On the other hand, it also makes for a particularly cartoonish villain in Prince Tavahosh--the ultimate misogynist dolt whose face you want to claw to ribbons and has the unfortunate power to put his beliefs into institutional practice. Dannarah's final confrontation with him was too self-righteous to be complex, and I had to wonder again why such a conflict with so little thematic payoff was included in the first place, although that may change depending on how Elliott decides to develop it in the next books of the series.

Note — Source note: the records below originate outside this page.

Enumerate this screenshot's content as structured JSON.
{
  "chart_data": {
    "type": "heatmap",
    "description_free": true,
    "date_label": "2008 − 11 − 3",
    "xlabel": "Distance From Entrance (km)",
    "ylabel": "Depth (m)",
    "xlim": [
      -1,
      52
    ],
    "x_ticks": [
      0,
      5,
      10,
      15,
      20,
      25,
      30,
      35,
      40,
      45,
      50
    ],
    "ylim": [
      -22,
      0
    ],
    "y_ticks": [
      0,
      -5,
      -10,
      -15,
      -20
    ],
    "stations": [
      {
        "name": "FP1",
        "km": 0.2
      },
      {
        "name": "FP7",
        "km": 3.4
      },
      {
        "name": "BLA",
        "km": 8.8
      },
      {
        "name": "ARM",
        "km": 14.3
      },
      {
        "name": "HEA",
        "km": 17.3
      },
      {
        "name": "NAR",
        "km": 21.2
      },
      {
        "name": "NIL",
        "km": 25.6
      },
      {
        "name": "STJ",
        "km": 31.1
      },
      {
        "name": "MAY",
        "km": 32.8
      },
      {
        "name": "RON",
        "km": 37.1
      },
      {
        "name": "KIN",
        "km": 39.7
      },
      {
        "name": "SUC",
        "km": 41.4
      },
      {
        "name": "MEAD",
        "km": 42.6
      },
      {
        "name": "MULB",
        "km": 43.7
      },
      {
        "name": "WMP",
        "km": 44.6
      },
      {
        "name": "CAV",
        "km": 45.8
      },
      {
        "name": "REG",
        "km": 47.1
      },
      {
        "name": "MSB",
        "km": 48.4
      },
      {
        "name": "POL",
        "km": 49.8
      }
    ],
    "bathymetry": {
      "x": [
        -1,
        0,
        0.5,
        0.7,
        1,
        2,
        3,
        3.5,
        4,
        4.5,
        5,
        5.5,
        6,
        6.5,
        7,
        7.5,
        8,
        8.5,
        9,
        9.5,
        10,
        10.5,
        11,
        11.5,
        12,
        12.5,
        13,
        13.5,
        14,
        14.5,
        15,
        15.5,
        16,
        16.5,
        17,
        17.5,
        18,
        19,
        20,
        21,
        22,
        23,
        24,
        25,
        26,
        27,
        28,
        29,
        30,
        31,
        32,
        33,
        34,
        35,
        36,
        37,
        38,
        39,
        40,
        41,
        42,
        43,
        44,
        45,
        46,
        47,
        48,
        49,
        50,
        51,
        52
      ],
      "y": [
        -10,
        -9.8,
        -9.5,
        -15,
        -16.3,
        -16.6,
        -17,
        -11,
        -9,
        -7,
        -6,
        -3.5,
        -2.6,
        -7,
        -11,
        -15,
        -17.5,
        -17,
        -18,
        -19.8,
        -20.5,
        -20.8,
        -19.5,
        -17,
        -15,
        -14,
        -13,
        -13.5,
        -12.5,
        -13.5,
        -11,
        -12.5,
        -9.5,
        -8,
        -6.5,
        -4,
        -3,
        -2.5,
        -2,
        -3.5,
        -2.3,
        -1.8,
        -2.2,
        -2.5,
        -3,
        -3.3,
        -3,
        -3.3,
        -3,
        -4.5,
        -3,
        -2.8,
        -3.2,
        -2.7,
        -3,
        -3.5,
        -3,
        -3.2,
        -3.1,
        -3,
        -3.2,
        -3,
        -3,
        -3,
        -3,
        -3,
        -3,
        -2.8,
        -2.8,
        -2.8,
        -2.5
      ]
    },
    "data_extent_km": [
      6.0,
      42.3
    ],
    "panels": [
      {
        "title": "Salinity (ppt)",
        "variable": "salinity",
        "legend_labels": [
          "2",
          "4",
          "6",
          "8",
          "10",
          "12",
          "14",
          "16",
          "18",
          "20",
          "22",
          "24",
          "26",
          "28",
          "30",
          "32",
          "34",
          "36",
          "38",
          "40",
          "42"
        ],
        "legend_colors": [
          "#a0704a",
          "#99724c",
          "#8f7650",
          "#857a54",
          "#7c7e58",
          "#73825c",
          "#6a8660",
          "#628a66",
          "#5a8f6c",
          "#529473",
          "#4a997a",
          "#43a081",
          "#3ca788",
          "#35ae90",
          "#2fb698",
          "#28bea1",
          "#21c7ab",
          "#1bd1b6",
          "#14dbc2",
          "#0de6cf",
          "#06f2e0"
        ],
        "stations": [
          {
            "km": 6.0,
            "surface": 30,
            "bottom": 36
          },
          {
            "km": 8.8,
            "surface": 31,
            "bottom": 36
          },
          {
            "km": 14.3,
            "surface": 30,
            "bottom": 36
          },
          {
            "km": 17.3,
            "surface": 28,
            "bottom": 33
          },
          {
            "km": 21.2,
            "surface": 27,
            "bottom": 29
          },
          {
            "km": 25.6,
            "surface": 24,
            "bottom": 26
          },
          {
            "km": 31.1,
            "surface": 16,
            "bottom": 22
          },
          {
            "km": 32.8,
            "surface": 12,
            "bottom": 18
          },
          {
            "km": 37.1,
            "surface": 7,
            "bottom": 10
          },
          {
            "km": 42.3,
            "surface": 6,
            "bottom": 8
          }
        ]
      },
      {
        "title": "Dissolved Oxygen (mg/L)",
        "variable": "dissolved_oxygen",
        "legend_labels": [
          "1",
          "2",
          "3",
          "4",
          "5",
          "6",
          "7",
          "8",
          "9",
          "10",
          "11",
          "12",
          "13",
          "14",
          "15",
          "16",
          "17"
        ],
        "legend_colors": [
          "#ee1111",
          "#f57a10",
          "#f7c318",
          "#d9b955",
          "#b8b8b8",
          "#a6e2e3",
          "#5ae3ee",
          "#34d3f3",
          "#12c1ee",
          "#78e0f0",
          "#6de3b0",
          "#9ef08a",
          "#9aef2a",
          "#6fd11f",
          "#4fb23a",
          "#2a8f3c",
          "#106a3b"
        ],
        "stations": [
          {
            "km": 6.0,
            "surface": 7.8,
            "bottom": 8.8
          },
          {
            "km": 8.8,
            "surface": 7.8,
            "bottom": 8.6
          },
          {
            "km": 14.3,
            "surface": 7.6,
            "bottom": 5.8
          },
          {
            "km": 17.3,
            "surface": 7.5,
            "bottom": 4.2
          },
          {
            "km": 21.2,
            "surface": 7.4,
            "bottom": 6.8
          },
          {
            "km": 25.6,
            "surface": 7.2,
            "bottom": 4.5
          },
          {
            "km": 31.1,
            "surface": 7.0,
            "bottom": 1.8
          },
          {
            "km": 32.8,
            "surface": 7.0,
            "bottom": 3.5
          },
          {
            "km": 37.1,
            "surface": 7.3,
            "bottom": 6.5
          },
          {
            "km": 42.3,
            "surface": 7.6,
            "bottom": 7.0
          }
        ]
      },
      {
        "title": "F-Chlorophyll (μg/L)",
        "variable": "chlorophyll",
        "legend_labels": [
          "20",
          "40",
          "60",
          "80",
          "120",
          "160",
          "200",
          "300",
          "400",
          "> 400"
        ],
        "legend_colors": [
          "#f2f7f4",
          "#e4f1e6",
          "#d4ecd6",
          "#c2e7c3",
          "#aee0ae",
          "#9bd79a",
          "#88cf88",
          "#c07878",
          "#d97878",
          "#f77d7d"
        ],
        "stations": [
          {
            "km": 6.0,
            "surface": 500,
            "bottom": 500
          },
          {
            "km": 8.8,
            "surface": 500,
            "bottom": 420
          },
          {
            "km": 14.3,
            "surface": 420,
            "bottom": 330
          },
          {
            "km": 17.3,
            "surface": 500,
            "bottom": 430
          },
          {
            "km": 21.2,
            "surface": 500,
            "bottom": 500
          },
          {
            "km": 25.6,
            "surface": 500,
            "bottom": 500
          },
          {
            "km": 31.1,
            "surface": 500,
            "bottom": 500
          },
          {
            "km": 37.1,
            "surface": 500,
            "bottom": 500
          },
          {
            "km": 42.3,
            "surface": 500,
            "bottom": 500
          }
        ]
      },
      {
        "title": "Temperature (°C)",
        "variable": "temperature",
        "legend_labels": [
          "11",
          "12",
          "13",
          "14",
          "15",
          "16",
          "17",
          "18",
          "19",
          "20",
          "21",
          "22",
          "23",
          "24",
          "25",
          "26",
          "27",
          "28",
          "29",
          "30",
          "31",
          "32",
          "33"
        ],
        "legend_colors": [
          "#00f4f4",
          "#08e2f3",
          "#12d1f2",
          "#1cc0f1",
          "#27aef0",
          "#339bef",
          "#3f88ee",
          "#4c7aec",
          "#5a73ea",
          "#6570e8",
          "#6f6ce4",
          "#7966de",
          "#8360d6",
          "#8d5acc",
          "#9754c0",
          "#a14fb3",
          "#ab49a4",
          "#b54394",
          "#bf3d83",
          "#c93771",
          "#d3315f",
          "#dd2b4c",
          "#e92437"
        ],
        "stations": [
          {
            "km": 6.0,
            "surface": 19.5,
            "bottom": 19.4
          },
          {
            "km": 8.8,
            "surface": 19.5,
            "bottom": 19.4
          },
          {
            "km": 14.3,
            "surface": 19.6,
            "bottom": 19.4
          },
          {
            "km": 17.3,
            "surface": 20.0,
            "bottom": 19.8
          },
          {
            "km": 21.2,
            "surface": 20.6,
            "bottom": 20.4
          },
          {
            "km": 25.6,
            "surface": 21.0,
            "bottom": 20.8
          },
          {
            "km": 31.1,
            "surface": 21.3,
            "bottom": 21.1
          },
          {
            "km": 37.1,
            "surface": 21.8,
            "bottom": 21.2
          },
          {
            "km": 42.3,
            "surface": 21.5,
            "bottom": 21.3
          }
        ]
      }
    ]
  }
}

Before reading this, I was told that Elliott could be depended on for the inclusion of women as important and fleshed out characters, and for the most part I found this to be true. Not only that but also women of all ages. Dannarah made a pretty awesome badass 60-year-old, and I'm desperately intrigued for the full story behind
I will say, though, that their personalities don't reach the full range as the males, with many of their lives sharply defined by patriarchy. Lifka is the exception and she felt almost gender-less at times, compared to Dannarah's more realistic struggles as a woman even in her teen years. Hers is an interesting story because it happens almost completely on the edges, and I'm left to wonder how she would grow as a person outside the forces of oppression against women in the central conflicts. Plus, her mysterious past opens a gateway to an entire foreign culture, which I hope Elliott will delve into in future installments.